Aim high, ride easy, trust the Universe
The truth is that part of me was resisting doing what I knew had to be done. You have to be the change you want to see and I’m finally seeing that in one of the key areas of my life.
You see I fought against him for months in fact it was really the only thing that we argued over - me blaming his excessive drinking on my anxiety but frankly I wasn’t prepared to put my money where my mouth was. I was expecting him to be the change but it had to be me, it always does.
I made a commitment to myself that I would give up drinking from the beginning of January until my sisters wedding towards the end of February and that is what I’ve done - am doing - and it feels utterly liberating. Utterly liberating - it has to be said twice it’s that powerful.
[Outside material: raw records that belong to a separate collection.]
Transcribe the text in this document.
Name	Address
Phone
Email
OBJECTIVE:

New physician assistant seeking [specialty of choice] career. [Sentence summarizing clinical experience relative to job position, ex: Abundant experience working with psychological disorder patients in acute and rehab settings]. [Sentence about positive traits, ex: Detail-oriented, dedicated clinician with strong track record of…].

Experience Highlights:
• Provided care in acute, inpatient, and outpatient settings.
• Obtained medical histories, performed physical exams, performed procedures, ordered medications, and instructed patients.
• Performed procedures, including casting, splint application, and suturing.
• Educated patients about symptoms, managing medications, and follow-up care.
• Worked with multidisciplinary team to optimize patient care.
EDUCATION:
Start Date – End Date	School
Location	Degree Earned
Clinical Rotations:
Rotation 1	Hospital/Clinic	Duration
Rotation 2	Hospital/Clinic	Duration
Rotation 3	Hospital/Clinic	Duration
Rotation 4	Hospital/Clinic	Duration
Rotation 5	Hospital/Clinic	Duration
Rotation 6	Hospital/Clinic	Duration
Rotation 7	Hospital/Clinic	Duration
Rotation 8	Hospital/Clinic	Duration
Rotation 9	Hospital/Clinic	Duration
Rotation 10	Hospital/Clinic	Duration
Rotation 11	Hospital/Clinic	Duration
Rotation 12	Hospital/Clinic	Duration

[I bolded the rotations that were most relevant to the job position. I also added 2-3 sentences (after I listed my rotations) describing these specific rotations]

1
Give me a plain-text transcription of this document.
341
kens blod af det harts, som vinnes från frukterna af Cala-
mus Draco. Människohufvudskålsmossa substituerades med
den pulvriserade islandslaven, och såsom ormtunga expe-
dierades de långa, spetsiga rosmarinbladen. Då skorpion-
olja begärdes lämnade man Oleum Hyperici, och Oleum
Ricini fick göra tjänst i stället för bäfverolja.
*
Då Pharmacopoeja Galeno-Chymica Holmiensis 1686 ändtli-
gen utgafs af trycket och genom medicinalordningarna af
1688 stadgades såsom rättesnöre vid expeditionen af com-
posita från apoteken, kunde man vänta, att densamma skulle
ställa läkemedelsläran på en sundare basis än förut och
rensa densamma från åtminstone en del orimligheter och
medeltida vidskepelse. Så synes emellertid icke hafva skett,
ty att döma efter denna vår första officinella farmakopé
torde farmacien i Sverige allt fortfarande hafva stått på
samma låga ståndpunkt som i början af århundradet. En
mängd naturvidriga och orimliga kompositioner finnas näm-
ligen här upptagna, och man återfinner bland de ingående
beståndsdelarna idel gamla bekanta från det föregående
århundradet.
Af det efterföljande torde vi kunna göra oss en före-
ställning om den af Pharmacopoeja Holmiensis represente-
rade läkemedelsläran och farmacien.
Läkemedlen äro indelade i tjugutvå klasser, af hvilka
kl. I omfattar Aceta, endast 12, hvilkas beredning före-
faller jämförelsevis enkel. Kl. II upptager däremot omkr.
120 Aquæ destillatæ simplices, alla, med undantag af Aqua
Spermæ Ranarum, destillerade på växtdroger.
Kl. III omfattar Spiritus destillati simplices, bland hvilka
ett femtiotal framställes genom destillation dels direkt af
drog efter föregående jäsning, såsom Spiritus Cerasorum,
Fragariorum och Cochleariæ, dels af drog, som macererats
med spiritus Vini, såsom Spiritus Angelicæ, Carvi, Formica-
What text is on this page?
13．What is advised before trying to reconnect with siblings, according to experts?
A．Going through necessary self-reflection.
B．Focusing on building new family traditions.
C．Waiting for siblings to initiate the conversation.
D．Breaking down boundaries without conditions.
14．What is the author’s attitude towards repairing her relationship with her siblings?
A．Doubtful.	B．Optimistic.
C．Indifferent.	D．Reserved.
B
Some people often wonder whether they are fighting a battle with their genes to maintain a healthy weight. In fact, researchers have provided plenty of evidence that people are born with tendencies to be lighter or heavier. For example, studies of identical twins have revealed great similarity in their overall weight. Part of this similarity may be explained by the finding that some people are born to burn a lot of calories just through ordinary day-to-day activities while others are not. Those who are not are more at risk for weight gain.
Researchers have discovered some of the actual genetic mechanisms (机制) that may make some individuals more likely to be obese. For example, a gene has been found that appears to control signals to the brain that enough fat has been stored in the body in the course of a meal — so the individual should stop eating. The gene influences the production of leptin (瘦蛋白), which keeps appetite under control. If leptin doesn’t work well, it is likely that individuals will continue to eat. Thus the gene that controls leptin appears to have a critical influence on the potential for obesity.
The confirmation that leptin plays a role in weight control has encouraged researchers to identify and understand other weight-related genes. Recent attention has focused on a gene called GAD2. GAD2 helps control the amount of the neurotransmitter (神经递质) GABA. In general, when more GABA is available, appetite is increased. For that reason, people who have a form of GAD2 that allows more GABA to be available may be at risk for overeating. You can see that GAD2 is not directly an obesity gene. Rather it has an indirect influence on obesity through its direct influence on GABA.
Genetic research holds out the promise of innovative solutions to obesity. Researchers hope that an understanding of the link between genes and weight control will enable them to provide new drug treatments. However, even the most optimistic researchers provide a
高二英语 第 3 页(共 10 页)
Even as I’m writing this there is a smile that has formed on my face and a depth of emotion deep inside me that feels like I’ve released a flock of white pigeons into their freedom. But it’s me whose been released.
So many times, daily even, I remind myself that the only person I have any control over, and even that control is limited at times, is myself. And yet a thousand more times I shouted words of displeasure about a situation that was really mine to control - as least my involvement in that situation. it seems utterly ludicrous that I paddled around in that quagmire of despair for so long when all it really took was the decision, by me, to change it.
I can hardly believe the simplicity of that decision but I know it’s never that simple - the decision is the hardest part really and I’m experiencing that now. The months I agonised over where I seemed stuck - acting in victimhood of the situation refusing to see that everything is a choice.
I don’t know what kept me stuck but I do know that, now the decision has been made everything has shifted and I’m eternally grateful for that. It reminds me that at times my mind becomes attached to limitation rather than seeing it simply as a distorted version of reality. What wonderful innovations could I create if I surrendered my preconceptions?
If we remain committed to letting every thought, word and action come from their perspective I know that everything unfolds as it should.